Il settimanale inglese
The
Economist ha dedicato recentemente 4 pagine fitte
di un suo numero speciale per le feste natalizie ad un
articolo molto curioso sulle lingue e le grammatiche oggi
usate dai popoli più diversi del nostro pianeta.
Il tema è interessante di per sé, ma noi
dobbiamo capire che, per chi è di madre lingua
inglese, il tema è ancora più sorprendente.

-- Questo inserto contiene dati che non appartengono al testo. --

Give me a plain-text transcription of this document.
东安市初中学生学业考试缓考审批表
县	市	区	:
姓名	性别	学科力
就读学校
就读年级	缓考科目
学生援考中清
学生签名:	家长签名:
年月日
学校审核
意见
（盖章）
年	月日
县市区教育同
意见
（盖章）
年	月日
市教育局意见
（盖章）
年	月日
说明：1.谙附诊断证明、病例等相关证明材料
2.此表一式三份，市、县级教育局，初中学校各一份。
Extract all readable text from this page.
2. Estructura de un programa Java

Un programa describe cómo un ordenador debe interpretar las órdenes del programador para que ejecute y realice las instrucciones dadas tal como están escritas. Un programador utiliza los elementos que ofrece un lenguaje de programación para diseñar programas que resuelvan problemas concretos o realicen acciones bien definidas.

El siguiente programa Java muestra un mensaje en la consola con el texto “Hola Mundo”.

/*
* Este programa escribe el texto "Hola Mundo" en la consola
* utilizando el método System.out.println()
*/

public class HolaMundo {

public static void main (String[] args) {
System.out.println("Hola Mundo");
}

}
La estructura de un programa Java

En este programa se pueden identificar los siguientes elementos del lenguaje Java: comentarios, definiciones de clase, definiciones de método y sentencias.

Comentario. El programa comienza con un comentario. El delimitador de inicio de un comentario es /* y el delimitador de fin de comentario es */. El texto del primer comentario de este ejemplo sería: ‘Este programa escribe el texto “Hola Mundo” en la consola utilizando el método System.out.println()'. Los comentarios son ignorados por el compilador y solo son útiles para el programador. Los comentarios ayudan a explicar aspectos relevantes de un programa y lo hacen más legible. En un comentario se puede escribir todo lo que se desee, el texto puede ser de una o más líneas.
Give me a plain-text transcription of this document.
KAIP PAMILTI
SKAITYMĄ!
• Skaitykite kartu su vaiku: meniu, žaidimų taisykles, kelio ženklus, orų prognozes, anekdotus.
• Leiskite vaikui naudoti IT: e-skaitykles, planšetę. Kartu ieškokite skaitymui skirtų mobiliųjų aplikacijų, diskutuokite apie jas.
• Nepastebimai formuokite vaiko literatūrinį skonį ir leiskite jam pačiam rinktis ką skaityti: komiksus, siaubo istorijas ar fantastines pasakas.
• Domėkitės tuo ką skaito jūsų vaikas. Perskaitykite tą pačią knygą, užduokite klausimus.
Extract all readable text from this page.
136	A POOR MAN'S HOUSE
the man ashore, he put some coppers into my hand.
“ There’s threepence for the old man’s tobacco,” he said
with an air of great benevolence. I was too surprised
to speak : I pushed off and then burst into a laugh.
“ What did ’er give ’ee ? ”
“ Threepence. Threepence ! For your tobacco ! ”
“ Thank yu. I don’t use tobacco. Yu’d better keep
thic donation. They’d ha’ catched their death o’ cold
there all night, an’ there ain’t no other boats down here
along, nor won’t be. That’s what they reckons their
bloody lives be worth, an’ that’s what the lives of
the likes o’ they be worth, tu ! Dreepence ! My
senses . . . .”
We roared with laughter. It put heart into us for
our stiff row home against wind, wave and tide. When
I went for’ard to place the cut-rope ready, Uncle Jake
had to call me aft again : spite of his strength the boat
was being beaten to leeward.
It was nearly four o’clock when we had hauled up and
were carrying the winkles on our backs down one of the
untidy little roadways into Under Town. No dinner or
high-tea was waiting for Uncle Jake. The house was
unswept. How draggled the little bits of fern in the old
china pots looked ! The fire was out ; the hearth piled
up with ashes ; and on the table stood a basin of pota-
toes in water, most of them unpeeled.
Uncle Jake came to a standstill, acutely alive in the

L'inglese, infatti, è una delle lingue più
semplici e, per loro fortuna, sta anche diffondendosi
come seconda lingua universale.
Per un inglese, ad esempio, è terrificante constatare
che nello spagnolo un verbo possa avere, fra presente,
passato, futuro, condizionale, congiuntivo e imperfetto,
ben 48 forme diverse. A noi italiani la cosa non
sorprende, invece, perché con "andrò,
andrai, andrà, andremo, andrete, andranno"
non scherziamo nemmeno noi!
Chi non attribuisce generi alle parole, poi, resta sempre
molto sorpreso dal fatto che porta sia femminile mentre
armadio sia maschile. E quello che maggiormente atterrisce
è quando, come in tedesco, il genere segue
regole che paiono prive di senso comune (ma le lingue
hanno tutte una loro storia antica e complessa), come
sottolineò Mark Twain notando che una giovane ragazza
tedesca non è di genere femminile mentre una rapa
lo è.
Il tuyuca, parlato nella Amazzonia orientale, arriva
a 50 generi diversi. E questo è davvero difficile
da capire.
Le cose si complicano, e di molto, quando si deve imparare
una lingua nella quale possono apparire parole lunghissime.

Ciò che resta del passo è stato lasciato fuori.